At camp and in life, it takes courage to try something new or to face the unknown. That’s why Annie shapes her camp curriculum around character-building activities and messages that gently push campers to break down their fears. Daily inspirations (or devotions for groups from faith-based schools) set a growth mindset for campers before they launch into a packed schedule designed to challenge them intellectually and personally.

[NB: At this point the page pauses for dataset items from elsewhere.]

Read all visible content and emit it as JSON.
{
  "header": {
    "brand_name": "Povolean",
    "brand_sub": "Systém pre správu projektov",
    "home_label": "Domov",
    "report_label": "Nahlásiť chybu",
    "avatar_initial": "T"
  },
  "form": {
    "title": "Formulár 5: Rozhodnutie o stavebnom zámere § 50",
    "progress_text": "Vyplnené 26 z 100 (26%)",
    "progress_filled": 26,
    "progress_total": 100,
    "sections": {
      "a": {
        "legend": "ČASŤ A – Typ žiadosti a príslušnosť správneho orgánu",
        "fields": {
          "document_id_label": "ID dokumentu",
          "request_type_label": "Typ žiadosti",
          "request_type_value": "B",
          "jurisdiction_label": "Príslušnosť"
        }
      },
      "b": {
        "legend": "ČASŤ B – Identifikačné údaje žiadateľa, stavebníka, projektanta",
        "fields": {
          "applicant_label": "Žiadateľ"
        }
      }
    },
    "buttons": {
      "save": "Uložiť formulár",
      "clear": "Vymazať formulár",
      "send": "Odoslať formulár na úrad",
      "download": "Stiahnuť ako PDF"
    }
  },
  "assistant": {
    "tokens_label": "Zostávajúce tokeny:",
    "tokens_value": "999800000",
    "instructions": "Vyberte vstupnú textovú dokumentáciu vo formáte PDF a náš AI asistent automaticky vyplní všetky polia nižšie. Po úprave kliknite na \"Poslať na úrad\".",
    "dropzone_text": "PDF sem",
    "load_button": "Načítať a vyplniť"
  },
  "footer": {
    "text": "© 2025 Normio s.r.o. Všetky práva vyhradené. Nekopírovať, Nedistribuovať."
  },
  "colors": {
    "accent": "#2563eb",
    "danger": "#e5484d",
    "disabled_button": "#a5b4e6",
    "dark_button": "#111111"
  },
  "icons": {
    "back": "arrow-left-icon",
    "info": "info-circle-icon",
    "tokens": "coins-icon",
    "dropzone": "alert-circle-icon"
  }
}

Blind folded people in a line
People in kayaks at shoreline
Pier
Students in a hand pile

Each day at camp is spent immersed in the splendor of creation. Campers go snorkeling to observe fish in their coastal habitat, take part in a plankton tow and microscopic water analysis, and learn to differentiate between invertebrates and vertebrates in the camp’s touch tank. Across camp, others gingerly dissect squid under the guidance of a counselor, discuss the impact of plastics and marine debris, and study the cove’s many teeming tidepools. 

 

There are few better locations to practice scientific thinking and cultivate a love of nature than Catalina, a true cross section of the state’s coastline in its most natural form, says Annie. “The island is an amazing place where we can see the natural and historical abundance of California without all of the development that has taken place on the mainland,” she says. “It is environmentally pristine with an active conservancy that strives to keep indigenous and endemic species thriving here.”

Ship at sea
Houses at shoreline
Seagull soaring
Shoreline landscape

Beyond the science curriculum, Annie and her MSA team teach campers that when conditions or currents change at sea—as they often do—how you respond determines your course. As Annie persists in her mission to instill courage and perseverance in tomorrow’s scientists and leaders, she says her hope for the future continues to multiply. Helping young people understand and be part of the movement to restore the natural world is an act of worship for Annie. “The heavens declare the glory of God,” she says. “When we’re doing astronomy with a group of kids and looking at the stars, that is literally the heavens themselves that are pulling them closer to God’s heart.”

Anna's hands in water

“But ask the animals, and they will teach you; the birds of the air, and they will tell you; ask the plants of the earth, and they will teach you; and the fish of the sea will declare to you. Who among all these does not know that the hand of the LORD has done this? In his hand is the life of every living thing and the breath of every human being.”

Job 12: 7-10

It’s not uncommon to find Annie and her husband Fran, also MSA’s ship captain and scuba instructor, praying over the coves of Catalina for the wildlife and ecosystem to flourish. “We continue to be awakened to what we feel God is speaking through His creation,” Annie says. She is also deeply invested in the spiritual development of her camp staffers, mostly young adults just out of college. Annie openly shares her faith with them and baptizes those who decide to follow Christ.

Aboard MSA’s shoreboat, the Double Portion, Annie looks out over her camp and the surrounding waters, reflecting on what has sustained her tenacious spirit and enduring calling to lead the next generations. “From the time the Lord put on my heart the idea to start Mountain and Sea Adventures, I knew that I had to walk in faith, because only God would be able to provide a way,” she says.